En a-t-on besoin à mon âge?

Tout l'univers est dans mon coeur.

Dois-je, pour un laurier frivole,

Aux pieds de cette vaine idole,

Risquer des mépris éclatants?

Qui s'élève cherche l'orage;

Les monts sont battus par les vents:

La paix règne dans un bocage;

Cachons-nous sous l'aile des vents

Et dérobons notre passage:

L'éclat est l'écueil des talents.

Voyez les écrivains célèbres:

Des temps ils percent les ténèbres;

Ils éblouissent les regards:

Mais entendez de toutes parts

Frémir aux accords de leur lyre

La calomnie et la satire.

Ainsi votre Muse a beau dire,

Malgré ses propos séducteurs;

Toujours plus fidèle à sa pente,

Le ruisseau, dont sur les hauteurs

Vous voulez voir l'onde imprudente,

Restera caché sous les fleurs.

Sur les rameaux qui l'ont vu naître,

Philomèle, la nuit, le jour,

Ne chantera que pour l'amour,

Et n'ira point se compromettre

Dans les bocages d'alentour;

On risque à se faire connaître:

Philomèle craint le vautour.

 

 


La voici qui , au nom d'une conception bien tradtionele de la femme

 

A M. de ***

Sur le séjour de Paris

 

Marquis, je ne vois pas comment

Dans cette cité misérable,

Où le plaisir est un tourment,

Dont la fatigue nous accable,

Tu peux trouver quelque agrément.

Des désoeuvrés de nos ruelles

Préférerais-tu les pavots

Aux fleurs, aux plantes immortelles

Dont Mars ceint le front des héros?

Voudrais-tu, tristement tranquille,

Des invalides de la ville

Grossir le cortège ennuyeux?

Je sais qu'il est sur cette rive

Une belle à deux yeux mourants

Qui, sur la foi de tes serments,

Rappelle ton âme captive

A ses premiers engagements.

Mais quoi! le coeur d'un militaire

N'est avec nous que volontaire

Et ne suit que ses goûts changeants.

Si quelquefois, quand Mars repose,

Vénus a des soins obligeants,

Elle a le destin d'une rose,

Qu'on oublie avec le printemps:

Tels, appelés par la victoire,

On a vu nos jeunes guerriers

Quitter les amours pour la gloire,

Et le myrte pour les lauriers.

Tous les peuples ont leur génie;

Le nom sacré de la patrie

Transporte l'âme de l'Anglais;

Le Suisse commerce sa vie;

Du Batave dans ses marais

Plutus anime l'industrie;

La volupté toujours en paix

Séduit l'indolente Italie;

La gloire entraîne le Français;

Elle seule est la récompense,

Le plus doux prix de ses travaux;

Gloire, c'est à toi que la France

Doit le grand homme et le héros!

 

Laissez-moi mes pompons, mes noeuds et mes aigrettes,

J'aime à symétriser tous ces colifichets;

Pour créer tous ces riens les femmes furent faites:

La mode dans leurs mains a remis ces hochets.

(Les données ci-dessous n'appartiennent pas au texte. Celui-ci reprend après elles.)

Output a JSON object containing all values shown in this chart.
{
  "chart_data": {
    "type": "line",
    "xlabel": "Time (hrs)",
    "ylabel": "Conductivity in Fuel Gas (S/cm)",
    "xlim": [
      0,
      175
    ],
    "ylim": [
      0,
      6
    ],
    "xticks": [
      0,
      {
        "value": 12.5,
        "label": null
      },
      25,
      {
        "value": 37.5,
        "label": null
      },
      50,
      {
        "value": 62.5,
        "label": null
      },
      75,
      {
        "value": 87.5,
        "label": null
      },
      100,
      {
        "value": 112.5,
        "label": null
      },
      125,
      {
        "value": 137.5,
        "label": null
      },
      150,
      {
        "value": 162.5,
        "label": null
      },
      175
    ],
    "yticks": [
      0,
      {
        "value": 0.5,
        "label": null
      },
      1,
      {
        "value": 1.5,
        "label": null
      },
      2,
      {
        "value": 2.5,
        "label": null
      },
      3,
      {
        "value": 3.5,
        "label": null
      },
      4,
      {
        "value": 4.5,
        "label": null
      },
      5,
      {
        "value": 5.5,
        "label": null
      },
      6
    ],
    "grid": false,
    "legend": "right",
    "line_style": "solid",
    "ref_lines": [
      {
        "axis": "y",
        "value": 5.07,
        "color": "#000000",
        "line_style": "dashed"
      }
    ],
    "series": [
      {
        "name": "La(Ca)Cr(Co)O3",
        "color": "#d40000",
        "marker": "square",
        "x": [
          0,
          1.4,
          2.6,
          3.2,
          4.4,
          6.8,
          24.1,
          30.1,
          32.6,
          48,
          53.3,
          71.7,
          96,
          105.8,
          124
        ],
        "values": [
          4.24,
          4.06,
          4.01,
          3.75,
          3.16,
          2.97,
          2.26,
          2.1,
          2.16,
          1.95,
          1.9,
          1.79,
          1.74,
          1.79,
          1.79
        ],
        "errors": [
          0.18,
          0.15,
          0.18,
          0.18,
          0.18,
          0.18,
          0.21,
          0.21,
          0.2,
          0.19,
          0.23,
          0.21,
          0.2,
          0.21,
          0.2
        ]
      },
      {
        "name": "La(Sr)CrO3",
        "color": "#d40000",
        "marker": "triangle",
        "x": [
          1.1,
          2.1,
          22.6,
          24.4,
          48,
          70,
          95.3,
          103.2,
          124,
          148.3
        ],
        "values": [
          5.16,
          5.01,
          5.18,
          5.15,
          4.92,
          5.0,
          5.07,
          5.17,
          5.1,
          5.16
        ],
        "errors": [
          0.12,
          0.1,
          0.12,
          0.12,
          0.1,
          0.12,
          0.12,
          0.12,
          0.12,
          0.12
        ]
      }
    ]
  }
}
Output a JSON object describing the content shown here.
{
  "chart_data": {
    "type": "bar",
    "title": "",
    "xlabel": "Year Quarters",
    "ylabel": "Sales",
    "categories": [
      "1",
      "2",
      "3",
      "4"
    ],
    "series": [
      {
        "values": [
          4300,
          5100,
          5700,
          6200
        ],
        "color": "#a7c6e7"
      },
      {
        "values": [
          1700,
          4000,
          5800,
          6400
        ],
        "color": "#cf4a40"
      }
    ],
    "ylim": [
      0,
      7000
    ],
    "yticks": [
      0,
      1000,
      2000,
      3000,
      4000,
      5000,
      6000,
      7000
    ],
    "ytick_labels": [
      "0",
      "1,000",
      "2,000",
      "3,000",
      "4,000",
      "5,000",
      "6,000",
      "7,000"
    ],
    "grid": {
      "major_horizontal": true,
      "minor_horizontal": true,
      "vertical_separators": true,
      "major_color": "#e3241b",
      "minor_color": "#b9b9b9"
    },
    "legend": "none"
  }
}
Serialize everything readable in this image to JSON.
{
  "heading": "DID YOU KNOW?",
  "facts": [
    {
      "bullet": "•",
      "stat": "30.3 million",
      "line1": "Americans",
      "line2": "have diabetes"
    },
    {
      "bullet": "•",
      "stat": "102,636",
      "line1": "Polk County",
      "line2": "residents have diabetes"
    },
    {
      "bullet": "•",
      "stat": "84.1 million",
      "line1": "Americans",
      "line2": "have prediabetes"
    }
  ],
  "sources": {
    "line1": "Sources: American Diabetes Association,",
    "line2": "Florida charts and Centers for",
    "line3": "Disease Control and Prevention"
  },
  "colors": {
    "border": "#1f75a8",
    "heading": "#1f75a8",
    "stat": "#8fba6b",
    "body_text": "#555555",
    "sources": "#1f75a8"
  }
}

Ne nous disputez point ce frivole avantage

D'arranger avec art un chiffon élégant:

Le soir, dans un souper charmant,

(C'est là notre aéropage)

Nous recevons le prix de ce joli talent;

Il sait nous attire l'hommage

Du petit-maître et du pédant,

Et fait parfois tourner la tête au sage.

Je crois que le sexe jaseur

Ne doit pas envier le suffrage trompeur

Du fameux temple de mémoire:

Sapho, par son luth enchanteur,

Ceignit son front des laurieurs de la gloire

Et du léger Phaon ne put fixer le coeur;

Que gagne-t-on à vivre dans l'histoire?

Elisabeth fut roi! voyez le grand bonheur!

Christine, bien moins vaine et bien plus sage qu'elle,

Sous le poids de sa dignité

Se lassant de plier une tête rebelle,

Sut abjurer la royauté,

Et renonçant sans peine au titre d'immortelle,

Elle jouit en paix des droits de la beauté.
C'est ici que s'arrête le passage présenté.